A: I saw and heard it all the time. It was an epidemic. It was widespread throughout the whole police department. A lot of that is a defense mechanism; most police officers feel like they’re unfairly scrutinized and they’re attacked by the public and the media goes after them and reports on police actions negatively, biasly and unfairly. Even if it doesn’t get into the public arena, I heard it over and over again. The victim-blaming game. I’ve heard over these almost five years now, I’ve heard every reason why that night that I was shot why I was wrong, why I made the mistake. I’ve heard cops say why I wasn’t supposed to be out there.
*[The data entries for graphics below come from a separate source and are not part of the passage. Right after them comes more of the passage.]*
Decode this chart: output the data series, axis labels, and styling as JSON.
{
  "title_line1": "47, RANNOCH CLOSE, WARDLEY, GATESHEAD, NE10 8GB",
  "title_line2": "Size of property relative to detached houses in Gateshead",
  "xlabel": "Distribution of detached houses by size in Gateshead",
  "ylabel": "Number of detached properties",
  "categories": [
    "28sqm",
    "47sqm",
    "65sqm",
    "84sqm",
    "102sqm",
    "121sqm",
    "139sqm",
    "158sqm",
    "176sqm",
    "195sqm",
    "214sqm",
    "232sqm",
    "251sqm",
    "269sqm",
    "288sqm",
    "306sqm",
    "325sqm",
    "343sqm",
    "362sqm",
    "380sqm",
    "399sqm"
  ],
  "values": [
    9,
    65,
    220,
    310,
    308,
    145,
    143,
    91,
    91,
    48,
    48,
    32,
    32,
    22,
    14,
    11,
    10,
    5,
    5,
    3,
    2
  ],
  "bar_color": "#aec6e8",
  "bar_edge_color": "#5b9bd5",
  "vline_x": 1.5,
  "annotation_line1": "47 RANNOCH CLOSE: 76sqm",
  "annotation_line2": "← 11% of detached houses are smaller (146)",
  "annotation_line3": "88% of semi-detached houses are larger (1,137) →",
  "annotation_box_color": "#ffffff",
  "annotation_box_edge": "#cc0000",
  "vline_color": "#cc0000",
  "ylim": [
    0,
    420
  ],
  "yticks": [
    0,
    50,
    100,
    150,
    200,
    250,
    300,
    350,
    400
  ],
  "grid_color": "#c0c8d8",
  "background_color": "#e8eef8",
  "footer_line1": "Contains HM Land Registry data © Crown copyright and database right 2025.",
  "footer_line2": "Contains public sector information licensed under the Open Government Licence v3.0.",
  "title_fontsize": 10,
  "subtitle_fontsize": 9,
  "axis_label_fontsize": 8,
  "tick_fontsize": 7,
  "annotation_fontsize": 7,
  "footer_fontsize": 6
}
Whatever way that they’ve come up with to point out that if they were in that situation, they never would’ve been shot because they did the right thing and I believe that they honestly believe they have to say those things because otherwise it would become a reality to them that they would have to accept the fact that this could happen to any one of us.

At a subsequent fundraiser to help pay his medical bills (the city paid nothing), the mayor of St. Paul showed up, officers from other metro departments showed up, officers from rural Minnesota showed up. But only one official from the Minneapolis police department attended.

The settlement

At a hearing before a judge last month, in which a settlement of his lawsuit was reached, Ngo thought the department would force his resignation as a condition. Instead, they said they wanted him back. That, he says, is the best thing he’s heard in five years. But there are some things he wants not to hear. (Listen – MP3 4:45)

For as long as I stay on this police department, long after I leave and many generations to come, they’ll always tell those lies. They’ll always keep spreading those rumors.

Just two days ago, a law-enforcement student told me that a firearms instructor on the SWAT team has been bitching and complaining, has been swearing and yelling about me and how I made the police department look bad and how they offered me $9 million to quit and I wouldn’t take it and that I’d made life hard for other cops on the police department because of the policy changes and that I hurt his friend, being Officer Storlie, and whatever other things that they’ve tried to blame me for.